Is there a generalized way of calling child directories makefile with a single statement.Beacause in future more 50 to 60 folders may be added.What is the generalized way of writing it

Upvotes: 0

Views: 3412

Answers (3)

Chnossos
Chnossos

Reputation: 10456

List directories, excluding current one (.):

DIRS := $(shell find . -maxdepth 1 ! -path . -type d)

Tell make that directories are not a target and you do want to trigger the associated recipe:

.PHONY: all $(DIRS)

Mandatory non-pattern rule:

all: $(DIRS)

Actual recipe for each directory (the + is important for threading):

$(DIRS):
    +$(MAKE) -C $@

Result:

DIRS := $(shell find -maxdepth 1 ! -path . -type d)

.PHONY: all $(DIRS)

all: $(DIRS)

$(DIRS):
    +$(MAKE) -C $@

Notes:

  • This answer is multi-threaded-friendly (i.e. make -j $(nproc))
  • You can call make with explicit targets like so: make dir1 dir3

Upvotes: 1

Kalu
Kalu

Reputation: 290

DIR:= $(wildcard */.)

    dir:
     for dir in $(DIR); do \
          $(MAKE) -C $$dir; \
     done

Upvotes: 0

mooiamaduck
mooiamaduck

Reputation: 2156

I would use a combination of make -C and find.

make -C <directory> runs make like usual, except that it temporarily changes to <directory> before running the command.

find is a command which traverses a directory tree.

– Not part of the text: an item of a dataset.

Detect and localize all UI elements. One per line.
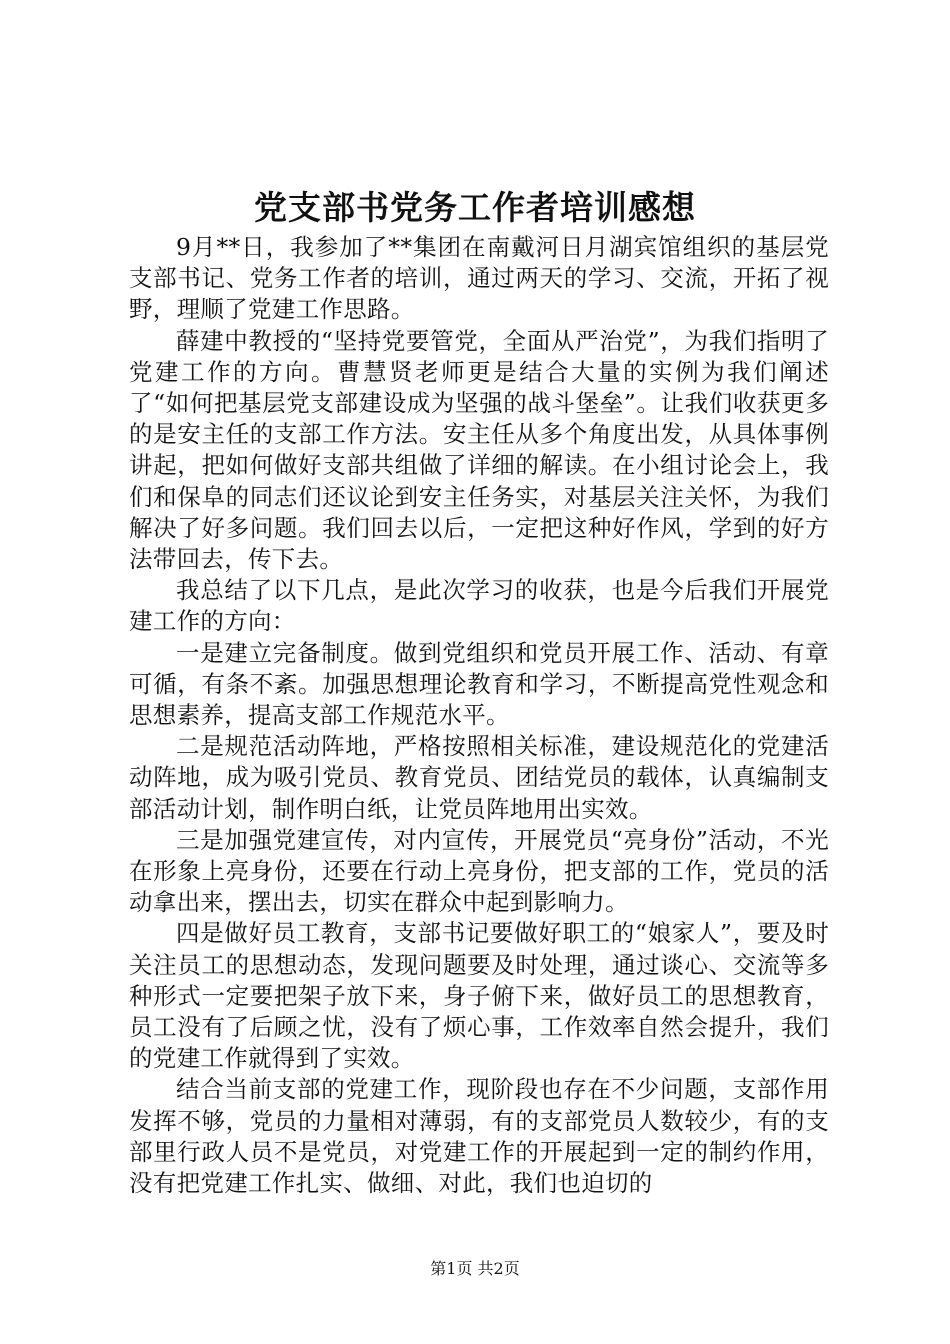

By default it prints the paths of all files, directories, symlinks, etc. contained within the current working directory. You can also tell find to run a particular command on each of those paths instead of printing them, using the -exec option. In the command passed to -exec, {} stands for the path of the current file/directory, and ; is necessary to mark the end of the command (these are special characters in shell syntax so you need to quote them).

If you wanted, for example, to run the Makefile in all of the directories in the current working directory, then you could do this:

sub:
    find -maxdepth 1 -type d -exec make -C '{}' ';'

-type d tells find to run only on directories. -maxdepth 1 means that only the directories which are directly beneath the current directory will be checked; the sub-directories within them will not.